Baumwollzelte sind durch die sehr enge Webart und
teilweise durch die Imprägnation wasserdicht. Eine
sehr hohe UV-Resistenz ist ein weiteres Typische Merkmal.
Diese Vorzüge werden durch mehr Gewicht und
Volumen erkauft.
- Nylon-Zelte
haben eine sehr hohe Reiss- und Scheuerfestigkeit.

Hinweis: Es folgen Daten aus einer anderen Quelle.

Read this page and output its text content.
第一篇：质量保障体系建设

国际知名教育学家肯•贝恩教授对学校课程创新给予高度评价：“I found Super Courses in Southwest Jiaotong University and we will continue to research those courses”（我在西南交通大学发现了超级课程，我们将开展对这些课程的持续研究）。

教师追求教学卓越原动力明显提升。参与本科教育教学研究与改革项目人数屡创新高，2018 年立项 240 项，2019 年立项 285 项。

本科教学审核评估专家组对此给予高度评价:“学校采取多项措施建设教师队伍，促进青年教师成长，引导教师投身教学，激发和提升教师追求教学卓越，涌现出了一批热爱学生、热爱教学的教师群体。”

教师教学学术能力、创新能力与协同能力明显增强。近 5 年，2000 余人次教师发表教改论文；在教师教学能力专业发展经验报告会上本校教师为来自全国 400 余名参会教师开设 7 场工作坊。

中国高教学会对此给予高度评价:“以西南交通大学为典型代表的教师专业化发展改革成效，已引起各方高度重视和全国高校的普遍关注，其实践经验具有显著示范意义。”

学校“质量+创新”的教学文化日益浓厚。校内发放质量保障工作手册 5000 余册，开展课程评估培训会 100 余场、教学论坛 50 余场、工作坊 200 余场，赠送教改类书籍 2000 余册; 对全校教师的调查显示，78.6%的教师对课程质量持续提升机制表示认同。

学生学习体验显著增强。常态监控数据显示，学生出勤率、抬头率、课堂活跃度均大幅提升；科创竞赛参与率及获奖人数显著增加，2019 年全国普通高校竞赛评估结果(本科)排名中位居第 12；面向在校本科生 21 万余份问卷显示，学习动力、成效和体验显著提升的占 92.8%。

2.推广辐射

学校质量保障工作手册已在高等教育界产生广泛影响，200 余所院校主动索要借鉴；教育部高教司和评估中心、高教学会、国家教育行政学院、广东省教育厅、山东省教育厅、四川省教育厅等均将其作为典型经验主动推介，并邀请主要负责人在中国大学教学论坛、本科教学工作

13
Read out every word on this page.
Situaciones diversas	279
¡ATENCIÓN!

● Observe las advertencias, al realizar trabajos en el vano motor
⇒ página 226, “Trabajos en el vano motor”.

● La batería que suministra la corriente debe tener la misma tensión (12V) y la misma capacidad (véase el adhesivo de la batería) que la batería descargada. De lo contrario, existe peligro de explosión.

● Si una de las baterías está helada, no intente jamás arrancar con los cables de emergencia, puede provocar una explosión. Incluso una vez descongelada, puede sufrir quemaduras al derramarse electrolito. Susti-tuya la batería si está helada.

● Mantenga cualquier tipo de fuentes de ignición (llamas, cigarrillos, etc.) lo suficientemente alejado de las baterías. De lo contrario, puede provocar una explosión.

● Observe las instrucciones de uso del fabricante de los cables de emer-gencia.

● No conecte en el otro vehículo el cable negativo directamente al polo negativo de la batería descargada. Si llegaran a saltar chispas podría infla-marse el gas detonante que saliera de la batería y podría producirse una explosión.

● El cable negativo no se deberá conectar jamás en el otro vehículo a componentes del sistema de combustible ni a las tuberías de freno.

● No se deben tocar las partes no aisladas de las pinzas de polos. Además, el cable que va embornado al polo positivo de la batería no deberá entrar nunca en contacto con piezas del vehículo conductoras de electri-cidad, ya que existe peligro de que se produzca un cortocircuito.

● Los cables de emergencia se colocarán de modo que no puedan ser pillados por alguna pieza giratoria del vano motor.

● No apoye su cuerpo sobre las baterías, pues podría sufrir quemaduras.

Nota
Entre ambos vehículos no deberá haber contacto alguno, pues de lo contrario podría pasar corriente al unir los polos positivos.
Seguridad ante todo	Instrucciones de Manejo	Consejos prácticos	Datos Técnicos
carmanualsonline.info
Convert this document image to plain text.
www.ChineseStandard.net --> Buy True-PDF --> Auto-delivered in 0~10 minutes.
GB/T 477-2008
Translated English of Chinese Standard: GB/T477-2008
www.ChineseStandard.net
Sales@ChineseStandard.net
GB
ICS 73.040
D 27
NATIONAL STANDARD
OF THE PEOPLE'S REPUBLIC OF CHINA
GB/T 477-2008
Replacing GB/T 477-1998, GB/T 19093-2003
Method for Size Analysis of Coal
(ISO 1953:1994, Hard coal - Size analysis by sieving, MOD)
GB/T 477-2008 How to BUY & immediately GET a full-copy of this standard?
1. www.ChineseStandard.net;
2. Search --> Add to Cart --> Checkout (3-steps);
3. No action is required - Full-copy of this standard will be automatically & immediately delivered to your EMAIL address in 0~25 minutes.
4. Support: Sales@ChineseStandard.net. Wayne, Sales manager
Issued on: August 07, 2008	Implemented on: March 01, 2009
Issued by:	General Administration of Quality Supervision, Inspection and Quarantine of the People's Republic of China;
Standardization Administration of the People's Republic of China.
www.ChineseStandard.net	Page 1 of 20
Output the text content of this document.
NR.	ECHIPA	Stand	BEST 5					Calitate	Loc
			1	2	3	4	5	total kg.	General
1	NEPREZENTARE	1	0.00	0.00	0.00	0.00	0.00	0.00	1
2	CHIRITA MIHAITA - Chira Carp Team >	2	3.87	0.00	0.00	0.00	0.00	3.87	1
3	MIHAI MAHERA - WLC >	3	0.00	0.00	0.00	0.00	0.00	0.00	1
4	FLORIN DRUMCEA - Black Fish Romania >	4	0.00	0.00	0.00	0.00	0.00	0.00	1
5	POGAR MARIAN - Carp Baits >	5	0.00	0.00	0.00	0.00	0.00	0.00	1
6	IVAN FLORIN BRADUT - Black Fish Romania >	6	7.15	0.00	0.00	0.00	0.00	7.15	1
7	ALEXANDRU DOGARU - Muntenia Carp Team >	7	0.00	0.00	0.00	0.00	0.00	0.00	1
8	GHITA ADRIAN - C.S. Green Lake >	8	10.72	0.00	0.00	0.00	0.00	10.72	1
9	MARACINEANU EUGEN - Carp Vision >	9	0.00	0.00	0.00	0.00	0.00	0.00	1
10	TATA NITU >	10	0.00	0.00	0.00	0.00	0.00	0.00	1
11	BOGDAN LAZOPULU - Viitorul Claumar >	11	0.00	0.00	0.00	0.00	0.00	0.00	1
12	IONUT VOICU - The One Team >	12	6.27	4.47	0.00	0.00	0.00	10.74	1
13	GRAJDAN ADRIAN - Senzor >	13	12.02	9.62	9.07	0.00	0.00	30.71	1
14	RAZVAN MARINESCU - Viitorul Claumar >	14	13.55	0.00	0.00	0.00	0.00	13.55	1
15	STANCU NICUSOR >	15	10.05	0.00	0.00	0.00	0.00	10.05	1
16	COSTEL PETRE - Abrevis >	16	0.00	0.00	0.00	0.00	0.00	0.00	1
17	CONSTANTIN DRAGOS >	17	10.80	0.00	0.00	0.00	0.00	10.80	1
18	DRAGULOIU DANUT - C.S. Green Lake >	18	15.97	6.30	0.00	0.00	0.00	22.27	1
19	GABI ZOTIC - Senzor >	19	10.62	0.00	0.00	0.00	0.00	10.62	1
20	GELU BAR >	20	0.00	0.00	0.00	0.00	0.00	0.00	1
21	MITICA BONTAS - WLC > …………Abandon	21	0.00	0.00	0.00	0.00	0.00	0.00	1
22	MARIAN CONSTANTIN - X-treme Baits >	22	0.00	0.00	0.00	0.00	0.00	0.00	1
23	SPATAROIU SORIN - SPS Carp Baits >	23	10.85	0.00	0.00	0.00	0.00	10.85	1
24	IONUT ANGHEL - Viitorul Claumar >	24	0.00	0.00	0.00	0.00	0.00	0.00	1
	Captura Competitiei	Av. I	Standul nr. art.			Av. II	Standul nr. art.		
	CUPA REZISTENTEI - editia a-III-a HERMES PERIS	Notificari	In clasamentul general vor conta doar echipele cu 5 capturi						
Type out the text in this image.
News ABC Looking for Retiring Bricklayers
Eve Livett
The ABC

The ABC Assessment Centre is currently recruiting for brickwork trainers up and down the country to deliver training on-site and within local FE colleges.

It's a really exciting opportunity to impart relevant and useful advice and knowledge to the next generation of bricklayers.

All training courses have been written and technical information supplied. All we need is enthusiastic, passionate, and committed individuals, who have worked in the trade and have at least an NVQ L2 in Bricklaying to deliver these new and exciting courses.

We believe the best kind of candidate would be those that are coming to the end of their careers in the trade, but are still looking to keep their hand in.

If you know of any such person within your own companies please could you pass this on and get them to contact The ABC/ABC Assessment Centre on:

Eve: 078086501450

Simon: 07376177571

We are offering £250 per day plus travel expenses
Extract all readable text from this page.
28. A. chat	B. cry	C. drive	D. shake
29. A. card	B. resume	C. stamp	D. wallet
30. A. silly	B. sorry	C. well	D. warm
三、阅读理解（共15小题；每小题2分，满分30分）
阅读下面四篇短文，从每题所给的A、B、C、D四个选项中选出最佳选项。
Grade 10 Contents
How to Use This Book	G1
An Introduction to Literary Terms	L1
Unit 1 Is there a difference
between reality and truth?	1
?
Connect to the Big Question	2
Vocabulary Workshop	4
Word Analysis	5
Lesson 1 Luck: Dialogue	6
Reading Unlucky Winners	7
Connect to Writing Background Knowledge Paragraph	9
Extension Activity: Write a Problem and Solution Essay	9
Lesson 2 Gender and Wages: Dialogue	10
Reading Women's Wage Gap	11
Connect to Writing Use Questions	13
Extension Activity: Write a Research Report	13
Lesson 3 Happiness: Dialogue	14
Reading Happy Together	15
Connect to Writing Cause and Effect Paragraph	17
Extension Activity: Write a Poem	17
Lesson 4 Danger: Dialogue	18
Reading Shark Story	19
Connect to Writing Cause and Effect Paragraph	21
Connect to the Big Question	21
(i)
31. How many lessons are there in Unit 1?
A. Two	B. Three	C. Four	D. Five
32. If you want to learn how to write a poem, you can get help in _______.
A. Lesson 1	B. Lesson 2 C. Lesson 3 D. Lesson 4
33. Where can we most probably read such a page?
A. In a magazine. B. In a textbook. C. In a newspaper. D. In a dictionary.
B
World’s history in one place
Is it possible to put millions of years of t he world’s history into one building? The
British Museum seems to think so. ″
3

Ergänzt mit einem eingewobenen Polyesterfaden
entsteht das RipStop-Nylon das sich bei Nässe
weniger dehnt und noch reissfester wird. High Tenacity
RipStop-Nylon entsteht durch die beidseitige Beschichtung
mit Silikon. Dieses höchstwertige Nylon ist
zusätzlich noch reissfester und reduziert die
UV-Empfindlichkeit erheblich.
- Polyester-Zelte
haben eine hohe Reiss- und Scheuerfestigkeit. Gute
Qualitäten dehnen sich bei Nässe nicht,
verrotten nicht und haben eine hohe
UV-Beständigkeit.
- Silikon-Beschichtung
Für Zelte die beste, aber nicht die
günstigste Beschichtung. Hohe Elastizität,
Langlebigkeit, UV-Resistenz und eine Erhöhung der
Reissfestigkeit des Aussenzeltes zeichnet eine
Silikon-Beschichtung aus. Die Nähte sollten vor
einem grossen Regeneinsatz mit einer Silikonpaste
abgedichtet werden.
- PU-Beschichtung
(Polyurethan)
Günstigere Beschichtung mit einer guten
Flexibilität und einer hohen Dichte. Die
Beschichtung der Wahl für Zeltböden. Die
Nähte werden verschweisst.
Zeltpflege
Die allerwichtigste Regel ist, das Zelt nie im
nassen oder feuchten Zustand über längere Zeit
eingepackt zu lassen. Dies gilt sowohl für
Baumwoll- wie auch für Kunststoffzelte. Wenn
möglich das Zelt geschützt vor direkter
Sonnenstrahlung aufstellen. UV-Licht
schadet langfristig jedem Material. Wenn das Zelt stark
verschmutzt ist und dies störend wirkt, kann das Zelt
mit einem weichen Schwamm und sehr mildem Waschmittel
gereinigt werden. Starkes Reiben vermeiden, da sonst die
Beschichtung oder die Imprägnierung beschädigt
wird, was unweigerlich ein undichtes Zelt zur Folge
hat.
Hier die
Zeltpflege im Detail:
Die Pflege fängt schon beim Aufstellen
an
- Achten
Sie darauf, dass der Untergrund, auf den Sie Ihr Zelt
aufstellen, keine spitzen Steine, keine harten Stoppeln,
keine dornigen Äste und keine Wurzelspitzen
aufweist.
- Am
besten legen Sie unter den Zeltboden eine Plastikfolie.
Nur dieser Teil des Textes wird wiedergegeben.